The paradox of induction. Consider a statement whose truth is unknown. If we see many examples that are compatible with it, we are tempted to view the statement as more probable. Such reasoning is often referred to as inductive inference (in a philosophical, rather than mathematical sense). Consider now the statement that “all cows are white.” An equivalent statement is that “everything that is not white is not a cow.” We then observe several black crows.

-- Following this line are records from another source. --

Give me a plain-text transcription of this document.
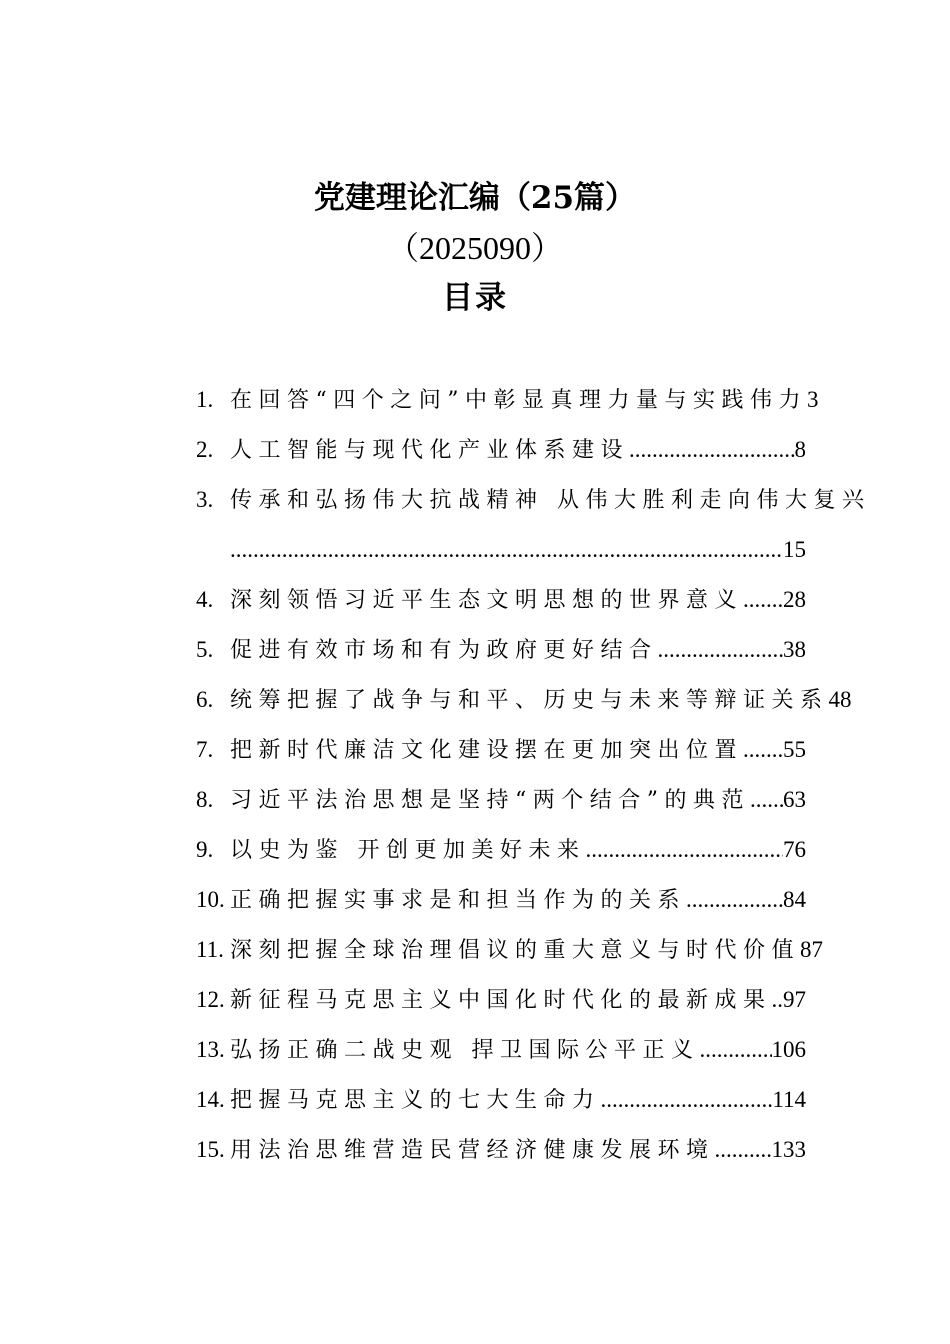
党建理论汇编（25篇）
（2025090）
目录
1. 在回答“四个之问”中彰显真理力量与实践伟力 3
2. 人工智能与现代化产业体系建设 .....	8
3. 传承和弘扬伟大抗战精神 从伟大胜利走向伟大复兴
.....
15
4. 深刻领悟习近平生态文明思想的世界意义 ..... 28
5. 促进有效市场和有为政府更好结合 .....	38
6. 统筹把握了战争与和平、历史与未来等辩证关系 48
7. 把新时代廉洁文化建设摆在更加突出位置 ..... 55
8. 习近平法治思想是坚持“两个结合”的典范 ..... 63
9. 以史为鉴 开创更加美好未来 .....	76
10. 正确把握实事求是和担当作为的关系 .....	84
11. 深刻把握全球治理倡议的重大意义与时代价值 87
12. 新征程马克思主义中国化时代化的最新成果 ..... 97
13. 弘扬正确二战史观 捍卫国际公平正义 .....	106
14. 把握马克思主义的七大生命力 .....	114
15. 用法治思维营造民营经济健康发展环境 ..... 133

Our observations are clearly compatible with the statement. but do they make the hypothesis “all cows are white” more likely?

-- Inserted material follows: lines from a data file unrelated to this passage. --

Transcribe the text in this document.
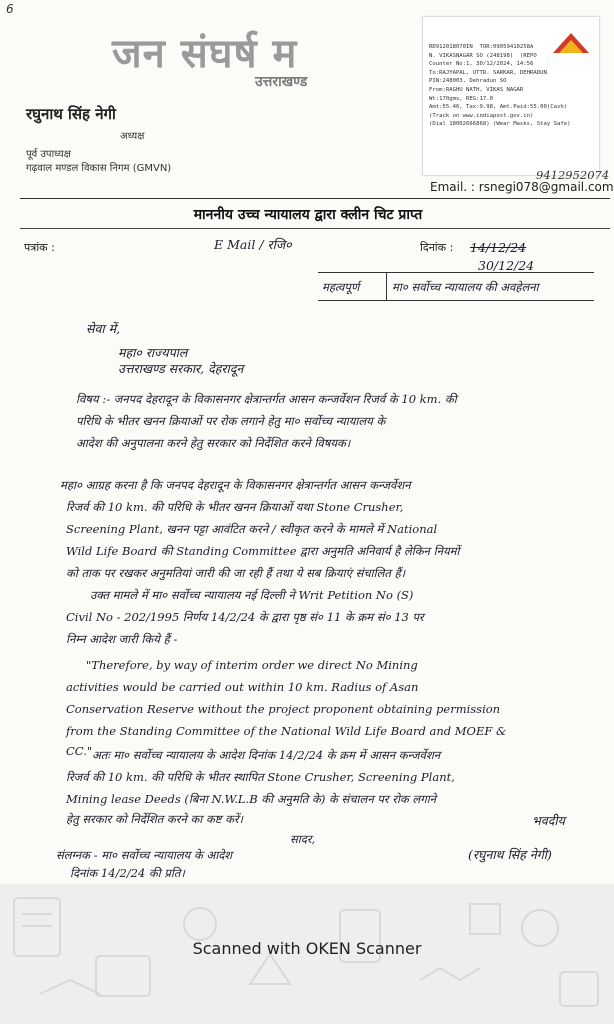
6
जन संघर्ष म
उत्तराखण्ड
रघुनाथ सिंह नेगी
अध्यक्ष
पूर्व उपाध्यक्ष
गढ़वाल मण्डल विकास निगम (GMVN)
RD912018070IN  TOR:09059410258A
N. VIKASNAGAR SO (248198)  (REPO
Counter No:1, 30/12/2024, 14:56
To:RAJYAPAL, UTTR. SARKAR, DEHRADUN
PIN:248003, Dehradun SO
From:RAGHU NATH, VIKAS NAGAR
Wt:170gms, REG:17.0
Amt:55.46, Tax:9.98, Amt.Paid:55.00(Cash)
(Track on www.indiapost.gov.in)
(Dial 18002666868) (Wear Masks, Stay Safe)
9412952074
Email. : rsnegi078@gmail.com
माननीय उच्च न्यायालय द्वारा क्लीन चिट प्राप्त
पत्रांक :	दिनांक :
E Mail / रजि०	14/12/24
30/12/24
महत्वपूर्ण	मा० सर्वोच्च न्यायालय की अवहेलना
सेवा में,
महा० राज्यपाल
उत्तराखण्ड सरकार, देहरादून
विषय :- जनपद देहरादून के विकासनगर क्षेत्रान्तर्गत आसन कन्जर्वेशन रिजर्व के 10 km. की
परिधि के भीतर खनन क्रियाओं पर रोक लगाने हेतु मा० सर्वोच्च न्यायालय के
आदेश की अनुपालना करने हेतु सरकार को निर्देशित करने विषयक।
महा० आग्रह करना है कि जनपद देहरादून के विकासनगर क्षेत्रान्तर्गत आसन कन्जर्वेशन
रिजर्व की 10 km. की परिधि के भीतर खनन क्रियाओं यथा Stone Crusher,
Screening Plant, खनन पट्टा आवंटित करने / स्वीकृत करने के मामले में National
Wild Life Board की Standing Committee द्वारा अनुमति अनिवार्य है लेकिन नियमों
को ताक पर रखकर अनुमतियां जारी की जा रही हैं तथा ये सब क्रियाएं संचालित हैं।
उक्त मामले में मा० सर्वोच्च न्यायालय नई दिल्ली ने Writ Petition No (S)
Civil No - 202/1995 निर्णय 14/2/24 के द्वारा पृष्ठ सं० 11 के क्रम सं० 13 पर
निम्न आदेश जारी किये हैं -
"Therefore, by way of interim order we direct No Mining
activities would be carried out within 10 km. Radius of Asan
Conservation Reserve without the project proponent obtaining permission
from the Standing Committee of the National Wild Life Board and MOEF &
CC." अतः मा० सर्वोच्च न्यायालय के आदेश दिनांक 14/2/24 के क्रम में आसन कन्जर्वेशन
रिजर्व की 10 km. की परिधि के भीतर स्थापित Stone Crusher, Screening Plant,
Mining lease Deeds (बिना N.W.L.B की अनुमति के) के संचालन पर रोक लगाने
हेतु सरकार को निर्देशित करने का कष्ट करें।	भवदीय
सादर,
(रघुनाथ सिंह नेगी)
संलग्नक - मा० सर्वोच्च न्यायालय के आदेश
दिनांक 14/2/24 की प्रति।
Scanned with OKEN Scanner
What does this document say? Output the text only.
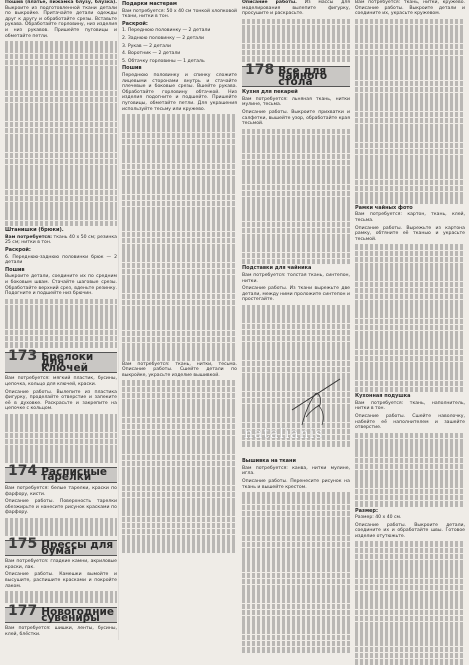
Пошив (платье, пижамка блузу, блузка). Выкроите из подготовленной ткани детали по выкройке. Притачайте детали одежды друг к другу и обработайте срезы. Вставьте рукава. Обработайте горловину, низ изделия и низ рукавов. Пришейте пуговицы и обметайте петли.

Штанишки (брюки).

Вам потребуется: ткань 40 х 50 см; резинка 25 см; нитки в тон.

Раскрой:

6. Переднюю-заднюю половинки брюк — 2 детали

Пошив

Выкроите детали, соедините их по средним и боковым швам. Стачайте шаговые срезы. Обработайте верхний срез, вденьте резинку. Подогните и подшейте низ брючин.

173 Брелоки для ключей

Вам потребуется: мягкий пластик, бусины, цепочка, кольцо для ключей, краски.

Описание работы. Вылепите из пластика фигурку, проделайте отверстие и запеките её в духовке. Раскрасьте и закрепите на цепочке с кольцом.

174 Расписные тарелки

Вам потребуется: белые тарелки, краски по фарфору, кисти.

Описание работы. Поверхность тарелки обезжирьте и нанесите рисунок красками по фарфору.

175 Прессы для бумаг

Вам потребуется: гладкие камни, акриловые краски, лак.

Описание работы. Камешки вымойте и высушите, распишите красками и покройте лаком.

177 Новогодние сувениры

Вам потребуется: шишки, ленты, бусины, клей, блёстки.

Подарки мастерам

Вам потребуется: 50 х 40 см тонкой хлопковой ткани, нитки в тон.

Раскрой:

1. Переднюю половинку — 2 детали

2. Заднюю половинку — 2 детали

3. Рукав — 2 детали

4. Воротник — 2 детали

5. Обтачку горловины — 1 деталь

Пошив

Переднюю половинку и спинку сложите лицевыми сторонами внутрь и стачайте плечевые и боковые срезы. Вшейте рукава. Обработайте горловину обтачкой. Низ изделия подогните и подшейте. Пришейте пуговицы, обметайте петли. Для украшения используйте тесьму или кружево.

Вам потребуется: ткань, нитки, тесьма. Описание работы. Сшейте детали по выкройке, украсьте изделие вышивкой.

Описание работы. Из массы для моделирования вылепите фигурку, просушите и раскрасьте.

178 Все для чайного стола
Кухня для пекарей

Вам потребуется: льняная ткань, нитки мулине, тесьма.

Описание работы. Выкроите прихватки и салфетки, вышейте узор, обработайте края тесьмой.

Подставки для чайника

Вам потребуется: толстая ткань, синтепон, нитки.

Описание работы. Из ткани вырежьте две детали, между ними проложите синтепон и простегайте.

Вышивка на ткани

Вам потребуется: канва, нитки мулине, игла.

Описание работы. Перенесите рисунок на ткань и вышейте крестом.

Вам потребуется: ткань, нитки, кружево. Описание работы. Выкроите детали и соедините их, украсьте кружевом.

Рамки чайных фото

Вам потребуется: картон, ткань, клей, тесьма.

Описание работы. Вырежьте из картона рамку, обтяните её тканью и украсьте тесьмой.

Кухонная подушка

Вам потребуется: ткань, наполнитель, нитки в тон.

Описание работы. Сшейте наволочку, набейте её наполнителем и зашейте отверстие.

Размер:

Размер: 40 х 40 см.

Описание работы. Выкроите детали, соедините их и обработайте швы. Готовое изделие отутюжьте.

natalianis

To analyze such a situation, we consider a probabilistic model. Let us assume that there are two possible states of the world, which we model as complementary events:
$A:$ all cows are white,
$A^{c}: 50 \%$ of all cows are white.
Let $p$ be the prior probability $\mathbf{P}(A)$ that all cows are white. We make an observation of a cow or a crow, with probability $q$ and $1-q$, respectively, independent of whether event $A$ occurs or not. Assume that $0<p<1,0<q<1$, and that all crows are black.

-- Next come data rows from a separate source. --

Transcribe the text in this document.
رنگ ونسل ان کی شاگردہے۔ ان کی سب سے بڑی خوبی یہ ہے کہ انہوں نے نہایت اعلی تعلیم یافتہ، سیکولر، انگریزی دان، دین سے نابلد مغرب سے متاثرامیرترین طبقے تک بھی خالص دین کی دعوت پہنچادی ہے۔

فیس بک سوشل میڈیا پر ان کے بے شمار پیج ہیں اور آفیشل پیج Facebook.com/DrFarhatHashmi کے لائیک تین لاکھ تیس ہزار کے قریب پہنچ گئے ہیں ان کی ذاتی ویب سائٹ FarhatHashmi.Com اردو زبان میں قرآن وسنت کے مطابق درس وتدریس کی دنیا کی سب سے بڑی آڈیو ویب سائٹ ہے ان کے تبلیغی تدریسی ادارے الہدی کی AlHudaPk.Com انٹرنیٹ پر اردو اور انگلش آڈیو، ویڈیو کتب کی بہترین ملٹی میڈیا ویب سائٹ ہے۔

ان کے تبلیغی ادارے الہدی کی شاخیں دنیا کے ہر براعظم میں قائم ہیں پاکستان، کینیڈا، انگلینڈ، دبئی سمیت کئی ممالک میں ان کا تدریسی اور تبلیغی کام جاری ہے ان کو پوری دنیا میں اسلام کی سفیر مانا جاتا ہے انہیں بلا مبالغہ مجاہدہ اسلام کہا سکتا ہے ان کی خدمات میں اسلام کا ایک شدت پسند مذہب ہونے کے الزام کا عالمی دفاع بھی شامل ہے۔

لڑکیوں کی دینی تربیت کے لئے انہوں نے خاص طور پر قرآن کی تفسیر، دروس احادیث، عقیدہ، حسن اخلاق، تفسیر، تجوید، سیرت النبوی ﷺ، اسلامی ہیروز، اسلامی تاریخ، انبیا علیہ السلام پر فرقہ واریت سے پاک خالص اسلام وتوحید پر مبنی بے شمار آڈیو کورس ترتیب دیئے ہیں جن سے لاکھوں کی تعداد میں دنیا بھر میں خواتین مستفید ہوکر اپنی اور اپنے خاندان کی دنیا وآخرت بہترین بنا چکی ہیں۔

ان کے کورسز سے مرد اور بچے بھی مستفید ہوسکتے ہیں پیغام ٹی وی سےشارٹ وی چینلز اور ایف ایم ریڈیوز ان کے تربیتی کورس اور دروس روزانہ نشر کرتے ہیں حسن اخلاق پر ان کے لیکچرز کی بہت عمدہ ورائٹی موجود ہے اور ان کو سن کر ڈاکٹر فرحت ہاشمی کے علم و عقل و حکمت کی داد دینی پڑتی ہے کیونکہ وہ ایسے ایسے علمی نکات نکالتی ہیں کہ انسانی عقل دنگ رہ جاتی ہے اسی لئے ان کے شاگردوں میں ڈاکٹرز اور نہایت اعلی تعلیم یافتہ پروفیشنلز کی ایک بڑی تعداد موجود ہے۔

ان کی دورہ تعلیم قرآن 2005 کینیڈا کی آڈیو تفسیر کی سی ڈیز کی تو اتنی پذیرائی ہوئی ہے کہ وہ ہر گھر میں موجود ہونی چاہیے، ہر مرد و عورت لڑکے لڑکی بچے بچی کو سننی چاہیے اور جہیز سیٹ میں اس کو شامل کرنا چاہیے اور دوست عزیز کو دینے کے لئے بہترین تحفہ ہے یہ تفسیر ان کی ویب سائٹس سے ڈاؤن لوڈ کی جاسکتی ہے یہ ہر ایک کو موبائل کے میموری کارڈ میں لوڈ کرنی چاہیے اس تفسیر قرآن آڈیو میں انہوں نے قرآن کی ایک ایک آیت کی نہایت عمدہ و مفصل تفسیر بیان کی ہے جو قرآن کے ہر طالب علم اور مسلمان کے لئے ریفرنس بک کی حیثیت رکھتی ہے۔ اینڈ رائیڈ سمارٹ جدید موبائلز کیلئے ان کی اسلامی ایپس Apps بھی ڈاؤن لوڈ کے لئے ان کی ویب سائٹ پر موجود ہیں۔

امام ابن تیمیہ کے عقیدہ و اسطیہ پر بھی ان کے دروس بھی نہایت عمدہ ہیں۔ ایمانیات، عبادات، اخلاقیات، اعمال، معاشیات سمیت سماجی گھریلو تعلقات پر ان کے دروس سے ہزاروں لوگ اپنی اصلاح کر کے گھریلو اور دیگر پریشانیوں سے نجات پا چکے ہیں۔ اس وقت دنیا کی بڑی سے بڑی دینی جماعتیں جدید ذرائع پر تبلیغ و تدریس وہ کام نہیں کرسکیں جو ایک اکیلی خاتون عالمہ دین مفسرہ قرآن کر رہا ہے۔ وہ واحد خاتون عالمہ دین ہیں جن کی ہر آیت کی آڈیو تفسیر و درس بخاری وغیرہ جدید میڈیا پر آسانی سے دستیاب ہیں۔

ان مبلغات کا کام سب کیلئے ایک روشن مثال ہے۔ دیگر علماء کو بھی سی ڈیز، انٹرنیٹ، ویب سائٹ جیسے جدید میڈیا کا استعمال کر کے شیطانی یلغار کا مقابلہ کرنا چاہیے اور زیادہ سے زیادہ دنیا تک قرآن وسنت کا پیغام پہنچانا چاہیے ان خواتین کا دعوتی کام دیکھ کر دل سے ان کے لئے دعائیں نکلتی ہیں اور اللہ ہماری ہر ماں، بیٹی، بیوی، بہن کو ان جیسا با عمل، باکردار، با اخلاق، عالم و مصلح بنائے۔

(a) Given the event $B=\{$ a black crow was observed $\}$, what is $\mathbf{P}(A \mid B) ?$
(b) Given the event $C=\{$ a white cow was observed $\}$, what is $\mathbf{P}(A \mid C) ?$
(a) We use the formula
$$
\mathbf{P}(A \mid B)=\frac{\mathbf{P}(A \cap B)}{\mathbf{P}(B)}=\frac{\mathbf{P}(A) \mathbf{P}(B \mid A)}{\mathbf{P}(B)}
$$
Since all crows are black, we have $\mathbf{P}(B)=1-q .$ Furthermore, $\mathbf{P}(A)=p$. Finally, $\mathbf{P}(B \mid A)=1-q=\mathbf{P}(B)$, since the probability of observing a (black) crow is not affected by the truth of our hypothesis. We conclude that $\mathbf{P}(A \mid B)=\mathbf{P}(A)=p .$ Thus, the new evidence, while compatible with the hypothesis “all cows are white,” does not change our beliefs about its truth.
(b) Once more,
$$
\mathbf{P}(A \mid C)=\frac{\mathbf{P}(A \cap C)}{\mathbf{P}(C)}=\frac{\mathbf{P}(A) \mathbf{P}(C \mid A)}{\mathbf{P}(C)}
$$
Given the event $A$, a cow is observed with probability $q$, and it must be white. Thus, $\mathbf{P}(C \mid A)=q .$ Given the event $A^{c}$, a cow is observed with probability $q$, and it is white with probability $1 / 2 .$ Thus, $\mathbf{P}\left(C \mid A^{c}\right)=q / 2$. Using the total probability theorem,
$$
\mathbf{P}(C)=\mathbf{P}(A) \mathbf{P}(C \mid A)+\mathbf{P}\left(A^{c}\right) \mathbf{P}\left(C \mid A^{c}\right)=p q+(1-p) \frac{q}{2}
$$
Hence,
$$
\mathbf{P}(A \mid C)=\frac{p q}{p q+(1-p) \frac{q}{2}}=\frac{2 p}{1+p}>p
$$
Thus, the observation of a white cow makes the hypothesis “all cows are white” more likely to be true.